Sen. Mrvan introduced SB 121 which would raise the minimum wage in Indiana. This legislation will presumably not go anywhere. Indiana’s minimum wage is currently pinned to the federal minimum wage of $7.25 per hour. This legislation would increase the rate to $10 per hour from July 1, 2019 through June 30, 2020. Between July 1, 2020 and June 30, 2021, it would increase to $13 per hour. And, after July 1, 2021, it would increase to $15 per hour.
The federal minimum wage was last raised in 2007 and set at $7.25 per hour. According to the CPI inflation calculator, if that had kept up with inflation, we’d be at $8.59 per hour. So, this proposal would be a boost from the 2007 floor. On the other hand, the first jump would not quite be on par with the minimum wage as set in 1968. When it was raised to $1.60, that would be equivalent to about $11.31 in today’s dollars.
There is always a debate about how much good minimum wages are. Opponents will contend that it’s unjust for the government to dictate business practices, that they will price low skilled workers out of the market and employers will shift to automation, they make it harder for teens to get jobs, and it will just result in higher prices so purchasing power will not be any better.
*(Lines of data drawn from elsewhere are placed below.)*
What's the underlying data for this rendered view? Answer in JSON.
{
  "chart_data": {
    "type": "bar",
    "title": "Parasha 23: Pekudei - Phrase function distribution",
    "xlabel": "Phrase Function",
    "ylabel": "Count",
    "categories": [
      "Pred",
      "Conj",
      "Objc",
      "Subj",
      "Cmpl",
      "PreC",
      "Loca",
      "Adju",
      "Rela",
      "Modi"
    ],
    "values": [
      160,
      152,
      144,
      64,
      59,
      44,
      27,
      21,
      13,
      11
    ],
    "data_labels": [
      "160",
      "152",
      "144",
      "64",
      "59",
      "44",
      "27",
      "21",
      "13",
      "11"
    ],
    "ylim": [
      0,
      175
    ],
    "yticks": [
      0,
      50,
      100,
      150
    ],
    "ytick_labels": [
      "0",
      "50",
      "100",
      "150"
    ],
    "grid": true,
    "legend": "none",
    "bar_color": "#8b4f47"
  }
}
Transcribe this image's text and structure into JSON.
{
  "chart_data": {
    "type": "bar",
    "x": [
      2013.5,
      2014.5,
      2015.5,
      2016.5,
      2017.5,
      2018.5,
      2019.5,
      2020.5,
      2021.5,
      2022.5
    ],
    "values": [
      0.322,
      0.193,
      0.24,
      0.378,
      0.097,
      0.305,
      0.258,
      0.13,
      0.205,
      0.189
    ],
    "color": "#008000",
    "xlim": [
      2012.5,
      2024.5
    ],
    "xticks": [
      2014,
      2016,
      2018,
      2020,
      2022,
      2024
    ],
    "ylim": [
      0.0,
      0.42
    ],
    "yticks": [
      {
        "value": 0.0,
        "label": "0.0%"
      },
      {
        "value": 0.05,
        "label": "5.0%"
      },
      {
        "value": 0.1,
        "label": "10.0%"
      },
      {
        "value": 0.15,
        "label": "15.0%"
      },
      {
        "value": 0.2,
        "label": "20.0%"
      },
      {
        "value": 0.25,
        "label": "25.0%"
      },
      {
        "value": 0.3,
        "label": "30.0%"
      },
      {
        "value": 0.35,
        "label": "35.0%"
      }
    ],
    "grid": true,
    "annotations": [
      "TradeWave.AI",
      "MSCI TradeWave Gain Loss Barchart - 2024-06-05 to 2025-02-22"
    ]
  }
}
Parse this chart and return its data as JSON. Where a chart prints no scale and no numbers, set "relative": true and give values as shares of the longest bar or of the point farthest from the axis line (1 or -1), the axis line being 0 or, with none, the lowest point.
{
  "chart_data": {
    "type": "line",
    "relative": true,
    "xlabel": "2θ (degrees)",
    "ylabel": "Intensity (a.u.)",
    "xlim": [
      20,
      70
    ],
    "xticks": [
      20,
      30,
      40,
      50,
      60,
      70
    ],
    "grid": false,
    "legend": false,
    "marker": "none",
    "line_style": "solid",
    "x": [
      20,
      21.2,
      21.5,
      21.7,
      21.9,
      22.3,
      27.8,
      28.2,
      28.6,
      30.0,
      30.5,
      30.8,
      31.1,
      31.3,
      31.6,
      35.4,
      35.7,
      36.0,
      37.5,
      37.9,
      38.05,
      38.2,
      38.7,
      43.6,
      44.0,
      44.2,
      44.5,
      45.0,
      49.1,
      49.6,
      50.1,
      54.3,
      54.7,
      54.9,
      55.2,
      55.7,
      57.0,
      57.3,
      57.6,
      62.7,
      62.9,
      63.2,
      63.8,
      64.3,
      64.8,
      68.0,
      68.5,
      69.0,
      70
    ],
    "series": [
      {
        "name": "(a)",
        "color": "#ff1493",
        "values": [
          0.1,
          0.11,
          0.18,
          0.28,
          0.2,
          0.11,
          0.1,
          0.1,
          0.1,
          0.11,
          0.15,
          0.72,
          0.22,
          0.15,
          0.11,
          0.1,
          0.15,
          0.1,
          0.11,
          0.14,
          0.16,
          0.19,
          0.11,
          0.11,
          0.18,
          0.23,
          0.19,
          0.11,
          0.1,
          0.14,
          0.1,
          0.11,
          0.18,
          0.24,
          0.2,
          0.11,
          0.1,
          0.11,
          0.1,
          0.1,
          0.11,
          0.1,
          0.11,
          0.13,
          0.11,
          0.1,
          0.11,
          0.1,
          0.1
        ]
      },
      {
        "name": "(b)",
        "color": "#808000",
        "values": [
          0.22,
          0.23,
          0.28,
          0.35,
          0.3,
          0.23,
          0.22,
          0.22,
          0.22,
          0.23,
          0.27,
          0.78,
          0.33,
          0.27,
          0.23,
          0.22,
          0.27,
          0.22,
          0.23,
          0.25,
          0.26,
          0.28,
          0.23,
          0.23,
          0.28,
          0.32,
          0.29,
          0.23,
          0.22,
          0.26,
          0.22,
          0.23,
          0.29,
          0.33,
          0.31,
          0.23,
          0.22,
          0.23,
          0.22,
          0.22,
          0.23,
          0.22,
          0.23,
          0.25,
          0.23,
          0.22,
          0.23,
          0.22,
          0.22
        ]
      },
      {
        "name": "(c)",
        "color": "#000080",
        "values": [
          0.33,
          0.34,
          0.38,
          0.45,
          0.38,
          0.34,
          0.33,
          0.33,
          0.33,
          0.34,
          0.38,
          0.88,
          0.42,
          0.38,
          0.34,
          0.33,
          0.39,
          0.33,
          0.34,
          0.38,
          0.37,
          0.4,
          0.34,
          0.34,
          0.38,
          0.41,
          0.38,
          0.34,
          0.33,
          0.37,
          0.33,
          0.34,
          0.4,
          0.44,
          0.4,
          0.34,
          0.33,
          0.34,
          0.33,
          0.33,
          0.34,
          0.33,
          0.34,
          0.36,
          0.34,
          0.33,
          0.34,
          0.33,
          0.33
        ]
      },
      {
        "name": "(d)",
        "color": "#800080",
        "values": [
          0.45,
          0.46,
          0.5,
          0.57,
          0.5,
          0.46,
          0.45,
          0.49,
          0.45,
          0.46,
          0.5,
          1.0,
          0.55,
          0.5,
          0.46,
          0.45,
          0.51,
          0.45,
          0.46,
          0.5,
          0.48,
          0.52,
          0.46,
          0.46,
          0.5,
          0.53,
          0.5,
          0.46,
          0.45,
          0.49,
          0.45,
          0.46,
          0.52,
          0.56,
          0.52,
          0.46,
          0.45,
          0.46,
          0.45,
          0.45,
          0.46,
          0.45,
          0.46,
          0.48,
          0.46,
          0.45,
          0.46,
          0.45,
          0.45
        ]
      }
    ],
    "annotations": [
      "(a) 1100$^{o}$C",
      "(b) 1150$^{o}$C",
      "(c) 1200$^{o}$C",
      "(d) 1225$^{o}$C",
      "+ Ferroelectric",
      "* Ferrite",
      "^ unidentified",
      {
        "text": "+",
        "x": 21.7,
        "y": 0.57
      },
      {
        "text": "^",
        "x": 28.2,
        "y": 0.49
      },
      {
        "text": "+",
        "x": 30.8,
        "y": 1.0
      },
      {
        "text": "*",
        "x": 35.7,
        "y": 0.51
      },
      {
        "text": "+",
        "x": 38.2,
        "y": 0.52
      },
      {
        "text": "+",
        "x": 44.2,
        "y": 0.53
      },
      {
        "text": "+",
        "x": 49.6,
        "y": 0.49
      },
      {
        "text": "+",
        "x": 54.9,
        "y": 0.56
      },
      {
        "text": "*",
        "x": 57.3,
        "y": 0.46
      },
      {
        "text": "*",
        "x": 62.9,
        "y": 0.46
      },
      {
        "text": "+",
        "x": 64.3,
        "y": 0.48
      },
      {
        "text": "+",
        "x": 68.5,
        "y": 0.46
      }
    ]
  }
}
I wonder if a Universal Basic Income would allow us to do away with minimum wage laws. In our current system, it seems that the market price of labor is distorted by a laborer’s non-discretionary need for necessities such as food and shelter. It’s not exactly an arm’s length transaction. The laborer generally doesn’t have the same sort of discretion to sit on the sidelines until the market for his services improve (or while he learns a new skill set) in the way capital can wait for investment opportunities to improve. At least that’s the way it looks to me. Maybe you could argue the existence of food stamps and homeless shelters negate this argument.
In any case, I predict that Indiana will stick with the federal minimum wage.